Tommy just nodded, still holding the bloody cloth to his forehead.
Cameron hurried down the short hall to her “office” and the locked storage cabinet. Locking the cabinet was pointless. If someone wanted to get into it, they’d have no problem. Besides, if someone were desperate enough to go through the trouble to break in for gauze, numbing gel, sutures, and the like, they probably needed the items more desperately than she did. Still, she unlocked the cabinet, then began searching for what she needed to stitch up the boy’s head.
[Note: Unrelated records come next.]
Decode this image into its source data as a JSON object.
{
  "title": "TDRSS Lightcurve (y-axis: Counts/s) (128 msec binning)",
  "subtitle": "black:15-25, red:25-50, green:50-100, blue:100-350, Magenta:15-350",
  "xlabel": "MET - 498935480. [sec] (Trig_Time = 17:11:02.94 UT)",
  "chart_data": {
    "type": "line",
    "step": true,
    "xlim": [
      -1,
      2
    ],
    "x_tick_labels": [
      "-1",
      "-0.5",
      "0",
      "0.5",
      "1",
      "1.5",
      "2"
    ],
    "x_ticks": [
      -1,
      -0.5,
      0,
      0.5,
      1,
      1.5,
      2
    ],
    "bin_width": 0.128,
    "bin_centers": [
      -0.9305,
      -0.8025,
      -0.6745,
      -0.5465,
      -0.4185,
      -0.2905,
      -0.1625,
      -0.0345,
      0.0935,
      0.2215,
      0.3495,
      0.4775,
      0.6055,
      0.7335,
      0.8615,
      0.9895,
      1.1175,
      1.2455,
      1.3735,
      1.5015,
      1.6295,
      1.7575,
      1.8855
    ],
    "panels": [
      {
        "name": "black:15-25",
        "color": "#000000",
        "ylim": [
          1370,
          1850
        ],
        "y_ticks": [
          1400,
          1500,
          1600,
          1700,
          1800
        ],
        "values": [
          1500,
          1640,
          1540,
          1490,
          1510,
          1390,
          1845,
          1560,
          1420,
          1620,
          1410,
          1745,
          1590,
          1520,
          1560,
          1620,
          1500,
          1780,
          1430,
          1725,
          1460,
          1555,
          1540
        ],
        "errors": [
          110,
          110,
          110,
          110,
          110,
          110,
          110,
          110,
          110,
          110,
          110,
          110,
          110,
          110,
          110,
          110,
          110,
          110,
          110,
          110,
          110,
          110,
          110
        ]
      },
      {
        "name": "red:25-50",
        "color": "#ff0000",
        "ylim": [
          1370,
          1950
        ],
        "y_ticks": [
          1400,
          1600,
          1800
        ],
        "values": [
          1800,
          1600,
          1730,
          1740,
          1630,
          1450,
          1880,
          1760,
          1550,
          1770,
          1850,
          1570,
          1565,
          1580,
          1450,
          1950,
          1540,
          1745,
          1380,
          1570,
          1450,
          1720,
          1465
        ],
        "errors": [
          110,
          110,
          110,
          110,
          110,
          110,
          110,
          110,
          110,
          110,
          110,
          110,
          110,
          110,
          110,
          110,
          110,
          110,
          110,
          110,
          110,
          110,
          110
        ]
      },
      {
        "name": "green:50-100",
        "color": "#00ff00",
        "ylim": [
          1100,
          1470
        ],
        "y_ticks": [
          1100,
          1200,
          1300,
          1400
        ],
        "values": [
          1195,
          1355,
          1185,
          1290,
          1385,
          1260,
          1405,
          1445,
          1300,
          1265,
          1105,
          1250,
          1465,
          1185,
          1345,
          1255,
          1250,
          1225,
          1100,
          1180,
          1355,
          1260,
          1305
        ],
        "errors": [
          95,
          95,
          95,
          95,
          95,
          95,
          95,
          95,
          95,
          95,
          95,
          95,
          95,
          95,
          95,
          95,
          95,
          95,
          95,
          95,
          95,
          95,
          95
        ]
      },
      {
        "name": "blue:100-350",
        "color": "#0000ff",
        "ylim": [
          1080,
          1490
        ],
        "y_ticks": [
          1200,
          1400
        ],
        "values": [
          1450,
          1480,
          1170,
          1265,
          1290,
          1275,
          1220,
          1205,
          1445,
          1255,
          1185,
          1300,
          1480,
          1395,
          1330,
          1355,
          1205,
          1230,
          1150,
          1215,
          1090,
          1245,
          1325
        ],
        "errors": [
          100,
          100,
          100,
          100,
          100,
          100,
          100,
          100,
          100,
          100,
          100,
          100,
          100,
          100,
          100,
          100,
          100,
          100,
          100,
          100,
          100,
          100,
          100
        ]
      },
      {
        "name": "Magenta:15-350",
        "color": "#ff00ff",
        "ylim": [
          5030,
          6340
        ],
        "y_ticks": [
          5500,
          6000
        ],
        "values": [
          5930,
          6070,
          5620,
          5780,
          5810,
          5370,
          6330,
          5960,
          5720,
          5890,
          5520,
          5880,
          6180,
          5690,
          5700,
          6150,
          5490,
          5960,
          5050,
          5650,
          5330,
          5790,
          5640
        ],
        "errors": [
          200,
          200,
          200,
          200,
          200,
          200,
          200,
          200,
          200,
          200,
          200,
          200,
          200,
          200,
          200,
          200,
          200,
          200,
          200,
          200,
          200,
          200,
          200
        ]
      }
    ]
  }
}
“Why doesn’t Keso live with you?”
Startled, she jumped, banging her head on the metal door. Wincing, she rubbed the tender spot. “What?”
“Why doesn’t Keso live with you? Why does he stay on his boat or another island?”
“Is that part of Ara’s medical examination?” She forced her voice and breathing to remain steady as she turned and met his dark eyes. They always reminded her of good whiskey, and she hadn’t forgotten how easily she could get drunk on them. That same dizziness washed over her now as she breathed him in. The scent of coffee and mint brought back memories of lazy Sundays on the couch and the comfort of being loved.
“No. I want to know. If he’s Ara’s father, why doesn’t he live with you?”